The plan I wrote at the start of this milestone contained a specific numerical prediction that turned out to be sign-wrong. The fix was the algebra: walking through three (r, N) pairs by hand showed the predicted shape, and the exit criterion fell out of the predicted shape. That work should have happened at the planning stage. It happened a third of the way through the milestone instead, after the C++ was already partly written, and the exit criterion had to be reshaped mid-flight.


References

  • [Pomerleau et al., 2013] F. Pomerleau, M. Liu, F. Colas, and R. Siegwart. Challenging Data Sets for Point Cloud Registration Algorithms. International Journal of Robotics Research, 2013.
  • [Pauly et al., 2004] M. Pauly, N. J. Mitra, and L. J. Guibas. Uncertainty and Variability in Point Cloud Surface Data. Symposium on Geometry Processing, 2004.
  • [Thrun et al., 2005] S. Thrun, W. Burgard, and D. Fox. Probabilistic Robotics. MIT Press, 2005. Chapters 2 and 6.
  • [Wermelinger et al., 2016] M. Wermelinger, P. Fankhauser, R. Diethelm, P. Krüsi, R. Siegwart, and M. Hutter. Navigation Planning for Legged Robots in Challenging Terrain. IROS 2016. (Vehicle-aware traversability score from Phase-1.)
  • Ouster OS1-64 datasheet (2020). (Range-noise anchor points for σ(r).)

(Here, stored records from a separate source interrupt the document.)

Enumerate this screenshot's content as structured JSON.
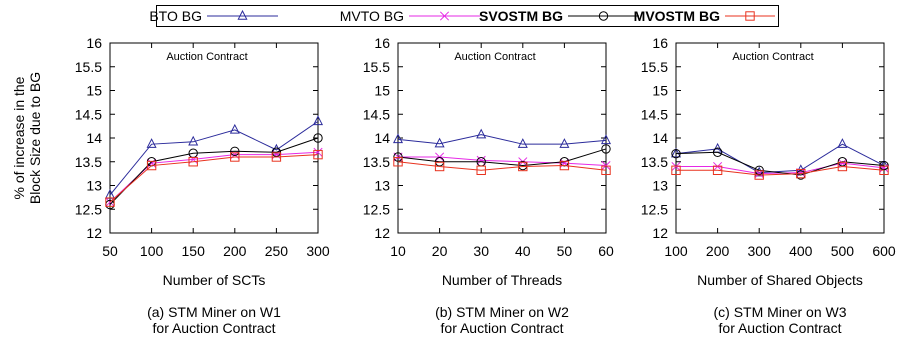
{
  "legend": {
    "items": [
      {
        "label": "BTO BG",
        "color": "#2b2b9b",
        "marker": "triangle",
        "bold": false
      },
      {
        "label": "MVTO BG",
        "color": "#e628e6",
        "marker": "x",
        "bold": false
      },
      {
        "label": "SVOSTM BG",
        "color": "#000000",
        "marker": "circle",
        "bold": true
      },
      {
        "label": "MVOSTM BG",
        "color": "#e8321e",
        "marker": "square",
        "bold": true
      }
    ]
  },
  "ylabel_lines": [
    "% of increase in the",
    "Block Size due to BG"
  ],
  "chart_data": [
    {
      "type": "line",
      "annotation": "Auction Contract",
      "xlabel": "Number of SCTs",
      "caption_lines": [
        "(a) STM Miner on W1",
        "for Auction Contract"
      ],
      "x": [
        50,
        100,
        150,
        200,
        250,
        300
      ],
      "ylim": [
        12,
        16
      ],
      "yticks": [
        "12",
        "12.5",
        "13",
        "13.5",
        "14",
        "14.5",
        "15",
        "15.5",
        "16"
      ],
      "series": [
        {
          "name": "BTO BG",
          "values": [
            12.8,
            13.87,
            13.92,
            14.17,
            13.75,
            14.35
          ]
        },
        {
          "name": "MVTO BG",
          "values": [
            12.65,
            13.47,
            13.55,
            13.65,
            13.65,
            13.7
          ]
        },
        {
          "name": "SVOSTM BG",
          "values": [
            12.6,
            13.5,
            13.68,
            13.72,
            13.7,
            14.0
          ]
        },
        {
          "name": "MVOSTM BG",
          "values": [
            12.65,
            13.42,
            13.5,
            13.6,
            13.6,
            13.65
          ]
        }
      ]
    },
    {
      "type": "line",
      "annotation": "Auction Contract",
      "xlabel": "Number of Threads",
      "caption_lines": [
        "(b) STM Miner on W2",
        "for Auction Contract"
      ],
      "x": [
        10,
        20,
        30,
        40,
        50,
        60
      ],
      "ylim": [
        12,
        16
      ],
      "yticks": [
        "12",
        "12.5",
        "13",
        "13.5",
        "14",
        "14.5",
        "15",
        "15.5",
        "16"
      ],
      "series": [
        {
          "name": "BTO BG",
          "values": [
            13.97,
            13.88,
            14.07,
            13.87,
            13.87,
            13.95
          ]
        },
        {
          "name": "MVTO BG",
          "values": [
            13.6,
            13.6,
            13.53,
            13.5,
            13.47,
            13.42
          ]
        },
        {
          "name": "SVOSTM BG",
          "values": [
            13.6,
            13.5,
            13.5,
            13.42,
            13.5,
            13.77
          ]
        },
        {
          "name": "MVOSTM BG",
          "values": [
            13.5,
            13.4,
            13.32,
            13.4,
            13.42,
            13.32
          ]
        }
      ]
    },
    {
      "type": "line",
      "annotation": "Auction Contract",
      "xlabel": "Number of Shared Objects",
      "caption_lines": [
        "(c) STM Miner on W3",
        "for Auction Contract"
      ],
      "x": [
        100,
        200,
        300,
        400,
        500,
        600
      ],
      "ylim": [
        12,
        16
      ],
      "yticks": [
        "12",
        "12.5",
        "13",
        "13.5",
        "14",
        "14.5",
        "15",
        "15.5",
        "16"
      ],
      "series": [
        {
          "name": "BTO BG",
          "values": [
            13.67,
            13.77,
            13.27,
            13.32,
            13.87,
            13.42
          ]
        },
        {
          "name": "MVTO BG",
          "values": [
            13.4,
            13.4,
            13.25,
            13.27,
            13.47,
            13.37
          ]
        },
        {
          "name": "SVOSTM BG",
          "values": [
            13.67,
            13.7,
            13.32,
            13.22,
            13.5,
            13.42
          ]
        },
        {
          "name": "MVOSTM BG",
          "values": [
            13.32,
            13.32,
            13.22,
            13.25,
            13.4,
            13.32
          ]
        }
      ]
    }
  ]
}
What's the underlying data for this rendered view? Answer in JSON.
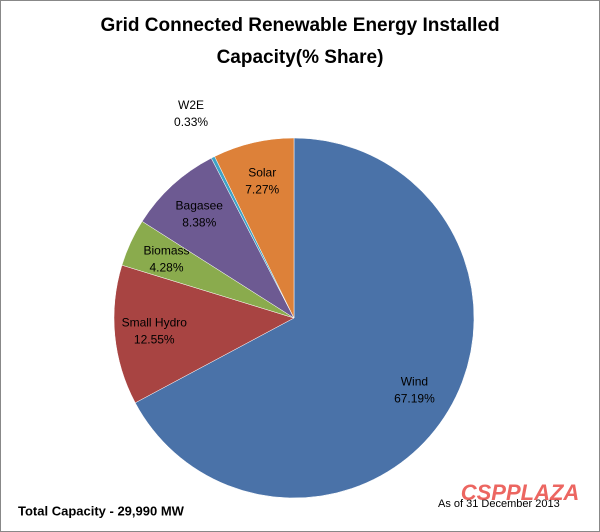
{
  "chart_data": {
    "type": "pie",
    "title": [
      "Grid Connected Renewable Energy Installed",
      "Capacity(% Share)"
    ],
    "categories": [
      "Wind",
      "Small Hydro",
      "Biomass",
      "Bagasee",
      "W2E",
      "Solar"
    ],
    "values": [
      67.19,
      12.55,
      4.28,
      8.38,
      0.33,
      7.27
    ],
    "value_labels": [
      "67.19%",
      "12.55%",
      "4.28%",
      "8.38%",
      "0.33%",
      "7.27%"
    ],
    "colors": [
      "#4a72a8",
      "#a84442",
      "#8aab4d",
      "#6d5a92",
      "#3fa3c6",
      "#dd8139"
    ],
    "annotations": [
      "Total Capacity - 29,990  MW",
      "As of 31 December 2013"
    ],
    "watermark": "CSPPLAZA"
  }
}
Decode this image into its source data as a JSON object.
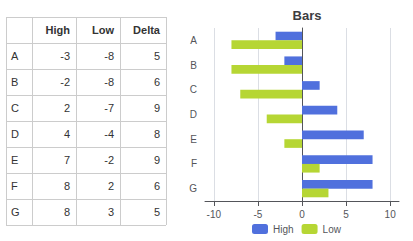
{
  "chart_data": [
    {
      "type": "table",
      "columns": [
        null,
        "High",
        "Low",
        "Delta"
      ],
      "rows": [
        [
          "A",
          -3,
          -8,
          5
        ],
        [
          "B",
          -2,
          -8,
          6
        ],
        [
          "C",
          2,
          -7,
          9
        ],
        [
          "D",
          4,
          -4,
          8
        ],
        [
          "E",
          7,
          -2,
          9
        ],
        [
          "F",
          8,
          2,
          6
        ],
        [
          "G",
          8,
          3,
          5
        ]
      ]
    },
    {
      "type": "bar",
      "title": "Bars",
      "orientation": "horizontal",
      "categories": [
        "A",
        "B",
        "C",
        "D",
        "E",
        "F",
        "G"
      ],
      "series": [
        {
          "name": "High",
          "values": [
            -3,
            -2,
            2,
            4,
            7,
            8,
            8
          ]
        },
        {
          "name": "Low",
          "values": [
            -8,
            -8,
            -7,
            -4,
            -2,
            2,
            3
          ]
        }
      ],
      "xlim": [
        -11,
        11
      ],
      "xticks": [
        -10,
        -5,
        0,
        5,
        10
      ],
      "grid": true,
      "legend": "bottom"
    }
  ]
}
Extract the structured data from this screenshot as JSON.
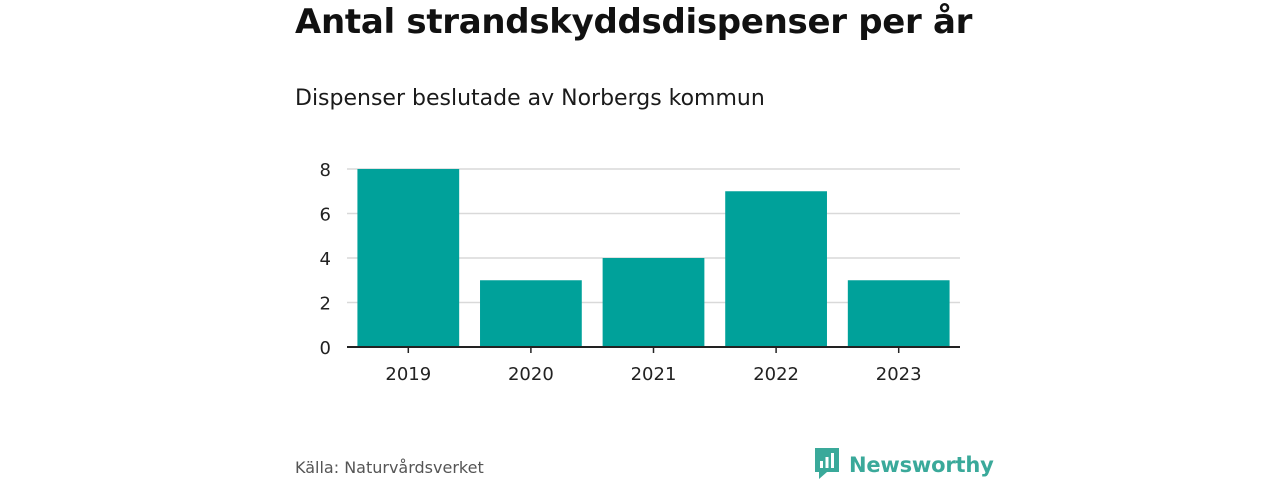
{
  "header": {
    "title": "Antal strandskyddsdispenser per år",
    "subtitle": "Dispenser beslutade av Norbergs kommun"
  },
  "footer": {
    "source": "Källa: Naturvårdsverket",
    "brand": "Newsworthy",
    "brand_icon": "newsworthy-logo-icon"
  },
  "colors": {
    "bar": "#00a19a",
    "grid": "#d9d9d9",
    "axis": "#222222",
    "brand": "#3aa99a"
  },
  "chart_data": {
    "type": "bar",
    "title": "Antal strandskyddsdispenser per år",
    "subtitle": "Dispenser beslutade av Norbergs kommun",
    "categories": [
      "2019",
      "2020",
      "2021",
      "2022",
      "2023"
    ],
    "values": [
      8,
      3,
      4,
      7,
      3
    ],
    "xlabel": "",
    "ylabel": "",
    "ylim": [
      0,
      8
    ],
    "yticks": [
      0,
      2,
      4,
      6,
      8
    ],
    "grid": true,
    "legend": "none"
  }
}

  • The implementation lives at src/traversability.cpp and include/traversability.hpp. The runner is src/traversability_runner.cpp. The plotting is under scripts/m6/plot_confidence_compare.py and scripts/m6/plot_sigma_r.py. Every number in this post is reproducible from LIDAR_DIR=<path-to-RELLIS-bin-dir> bash scripts/m6/run_m6_ablations.sh traversability.